Dignitaries perform a ribbon cutting ceremony at Wasit province’s Agricultural Union headquarters in al-Kut, Iraq, June 2. The ceremony marked the grand re-opening of the headquarters. (Photo by Multi-National Division-Central)
FORWARD OPERATING BASE DELTA, Iraq (June 5, 2008) – Agricultural industry representatives from around Wasit province gathered, June 2, in al-Kut, Iraq, to celebrate the reopening of the province’s agricultural union headquarters after its refurbishment in cooperation with coalition forces.
The reopening followed completion of the project’s first phase, which included repairing the offices and conference rooms in the headquarters.
The project aims to restore the union’s function in the agricultural industry in Wasit province, said Patrick Moore, agricultural adviser for Provincial Reconstruction Team Wasit.
The headquarters used to be a major part of the agricultural industry in the province, helping farmers with distribution, settling irrigation problems and setting fees for the maintenance of the irrigation system. However, after more than 10 years of neglect, the building was run down and useless.

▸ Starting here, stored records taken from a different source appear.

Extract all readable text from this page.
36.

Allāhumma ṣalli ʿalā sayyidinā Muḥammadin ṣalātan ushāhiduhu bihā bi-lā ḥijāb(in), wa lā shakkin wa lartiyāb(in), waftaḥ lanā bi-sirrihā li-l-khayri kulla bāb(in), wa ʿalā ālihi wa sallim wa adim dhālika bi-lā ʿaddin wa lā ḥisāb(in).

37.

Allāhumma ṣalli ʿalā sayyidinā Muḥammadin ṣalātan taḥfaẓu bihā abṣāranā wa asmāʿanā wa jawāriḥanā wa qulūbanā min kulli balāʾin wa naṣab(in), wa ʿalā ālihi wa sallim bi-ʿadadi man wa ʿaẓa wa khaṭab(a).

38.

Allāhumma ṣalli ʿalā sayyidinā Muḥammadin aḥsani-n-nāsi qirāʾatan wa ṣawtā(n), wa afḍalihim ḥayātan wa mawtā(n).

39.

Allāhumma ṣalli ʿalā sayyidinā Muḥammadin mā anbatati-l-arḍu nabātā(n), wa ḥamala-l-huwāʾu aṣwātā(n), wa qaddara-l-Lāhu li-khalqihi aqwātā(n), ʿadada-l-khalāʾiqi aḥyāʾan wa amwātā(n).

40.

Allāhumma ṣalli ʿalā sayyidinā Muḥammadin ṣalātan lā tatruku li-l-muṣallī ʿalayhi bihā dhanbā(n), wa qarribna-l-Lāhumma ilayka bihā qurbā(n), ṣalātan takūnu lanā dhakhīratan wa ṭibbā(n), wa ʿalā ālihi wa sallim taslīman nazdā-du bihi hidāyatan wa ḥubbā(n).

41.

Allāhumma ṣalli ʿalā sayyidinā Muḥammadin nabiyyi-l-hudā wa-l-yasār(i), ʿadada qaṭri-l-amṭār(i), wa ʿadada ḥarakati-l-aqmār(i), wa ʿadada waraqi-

“Our goal with this project was to help restart services and to give the union a headquarters for meetings, business and to facilitate training,” Moore said.
The union is particularly important in Wasit province, where agriculture is a very large part of the economy. Moore estimated that 40 to 50 percent of employment in the province was related to agriculture.
The union remained on the back burner for a long time, with little support from the local government since the general feeling was that it was a responsibility of the government of Iraq, Moore said.
This project aims to change that view and revitalize the agricultural industry in Wasit through representation and education.
“We are looking at training programs throughout the province,” Moore said. “The union will provide people and locations, and it will begin immediately.”
The training will be held at 17 locations throughout Wasit province, and will educate an estimated 500 to 600 farmers over a six-month period. The trainers will be provided by the union, with coalition oversight.
“If the program is successful here, it could be implemented on the national level,” Moore added.
The cost to refurbish the union headquarters was $50,000 for the first phase, with funding split evenly between the U.S. Department of Defense and Department of State.
The second phase – refurbishing the meeting hall, is scheduled to begin immediately and is estimated to cost $25,000.